Hey, awesome to find a promising looking active lawnmower repair forum! Thanks for the help already (been reading a bit)...

Anyhow, I picked up a Toro Recycler self propelled mower (2006 I think from reading the EPA tag) off the side of the road the other day, cleaned the carb, made some gaskets, and it's running now. I mowed the front lawn of a small city lot and it did okay, but was starting to bog down periodically and belch big thick clouds of neat looking white smoke. Awesome.

From reading here, I gather that's somewhat normal when going up hills, and I was getting the boggy white smoke doing exactly that. What I haven't figured out yet is how to make it stop doing that.

Possibly related to the smoking issue, it seems to run at a pretty high idle. It's noisy. This may be caused by the fact I had to replace the spring that tensions the carb slide equivalent in the venturi... I didn't order the OEM spring because I don't really know how to go about doing that, so I used a comparable hardware store spring. Perhaps the slide is opening up wider than it should?

Thanks for any input!


----------



## 30yearTech (Sep 14, 2006)

There are many reasons an engine may smoke. The color of smoke you indicated suggests that oil is being burned by the engine. If the engine is overfull of oil then it will blow out of the oil breather which is vented into the air filter on most engines. A leak in the crankcase can cause oil consumption, or excess wear either in the cylinder or piston rings or both could also contribute to this issue.

The governor springs are a specific tension and you will have limited success with the wrong one. If the engine is running too fast, this may also contribute to some smoking. 

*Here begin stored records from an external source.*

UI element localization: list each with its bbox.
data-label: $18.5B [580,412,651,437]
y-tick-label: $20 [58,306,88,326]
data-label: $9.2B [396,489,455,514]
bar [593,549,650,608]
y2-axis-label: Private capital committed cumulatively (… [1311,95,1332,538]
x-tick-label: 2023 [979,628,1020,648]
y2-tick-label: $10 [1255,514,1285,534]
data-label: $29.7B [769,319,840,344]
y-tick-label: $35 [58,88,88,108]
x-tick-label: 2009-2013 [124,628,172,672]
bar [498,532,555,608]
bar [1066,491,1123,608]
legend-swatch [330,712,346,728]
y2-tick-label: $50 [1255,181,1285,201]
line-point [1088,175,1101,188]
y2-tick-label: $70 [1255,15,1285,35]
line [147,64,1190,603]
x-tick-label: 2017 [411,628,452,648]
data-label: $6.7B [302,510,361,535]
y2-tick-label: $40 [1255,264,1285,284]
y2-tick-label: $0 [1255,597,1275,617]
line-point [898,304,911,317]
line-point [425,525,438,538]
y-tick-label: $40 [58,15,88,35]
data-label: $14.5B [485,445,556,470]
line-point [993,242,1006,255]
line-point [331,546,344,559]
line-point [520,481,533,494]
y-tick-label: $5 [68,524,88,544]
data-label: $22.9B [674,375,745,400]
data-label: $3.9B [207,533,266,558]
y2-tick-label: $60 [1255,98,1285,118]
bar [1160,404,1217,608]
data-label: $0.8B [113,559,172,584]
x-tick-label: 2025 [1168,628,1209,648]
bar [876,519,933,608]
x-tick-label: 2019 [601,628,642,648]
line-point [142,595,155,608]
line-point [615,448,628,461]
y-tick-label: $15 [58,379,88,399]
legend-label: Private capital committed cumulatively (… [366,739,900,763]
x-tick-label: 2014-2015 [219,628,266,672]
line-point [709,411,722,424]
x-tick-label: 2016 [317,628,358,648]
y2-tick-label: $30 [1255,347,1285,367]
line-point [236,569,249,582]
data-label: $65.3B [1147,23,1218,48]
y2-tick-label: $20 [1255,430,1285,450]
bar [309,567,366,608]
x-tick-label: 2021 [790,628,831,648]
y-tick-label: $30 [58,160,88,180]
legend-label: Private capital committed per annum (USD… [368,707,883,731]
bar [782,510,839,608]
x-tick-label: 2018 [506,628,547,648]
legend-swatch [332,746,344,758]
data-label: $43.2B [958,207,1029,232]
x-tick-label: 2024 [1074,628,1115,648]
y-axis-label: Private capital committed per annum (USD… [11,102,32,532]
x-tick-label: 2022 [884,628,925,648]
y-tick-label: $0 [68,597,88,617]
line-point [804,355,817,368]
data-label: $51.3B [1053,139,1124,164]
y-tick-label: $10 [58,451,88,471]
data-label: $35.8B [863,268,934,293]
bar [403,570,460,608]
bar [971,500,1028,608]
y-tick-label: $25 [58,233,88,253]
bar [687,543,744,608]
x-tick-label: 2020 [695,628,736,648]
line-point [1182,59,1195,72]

If you can locate the model and spec numbers for the engine, usually stamped into the blower housing or on a decal, they would be very helpful.

Best of Luck...:thumbsup:


----------



## geogrubb (Jul 28, 2006)

The white smoke is oil, first check to see if the oil is over full, depending on the level of the incline 4-cycle engines without a pressurized lubrication system don't do well. You must use the proper springs on all small mower engines as each is designed for a specific engine, with the proper tension for proper operation, your white smoke condition could be caused by using the wrong spring, it could let the engine run beyond the recommended rpm which would blow oil out the breather and into the intake. Have a good one. Geo


----------



## 30yearTech (Sep 14, 2006)

Hey geo, great minds think alike...lol

We were even typing at the same time...:tongue:


----------



## geogrubb (Jul 28, 2006)

30yearTech said:


> Hey geo, great minds think alike...lol
> 
> We were even typing at the same time...:tongue:


WOW, that is pretty cool.......Have a good one. Geo


----------



## molotov256 (May 27, 2011)

*Cool, thanks!*

Alright, yes, the oil was a little overfilled afterall. Possibly a dumb question, but should I drain some out, or will it just burn it off over time? I'm more accustomed to 2 stroke stuff, so I dunno if this mower is more like a car or what...

I'll look into getting the proper spring, too... sounds like a worthwhile endeavor


----------



## 30yearTech (Sep 14, 2006)

molotov256 said:


> Alright, yes, the oil was a little overfilled afterall. Possibly a dumb question, but should I drain some out, or will it just burn it off over time? I'm more accustomed to 2 stroke stuff, so I dunno if this mower is more like a car or what...
> 
> I'll look into getting the proper spring, too... sounds like a worthwhile endeavor


 I would drain it down to the proper level. Excess engine oil will feed out the breather and can contaminate the air filter element.


----------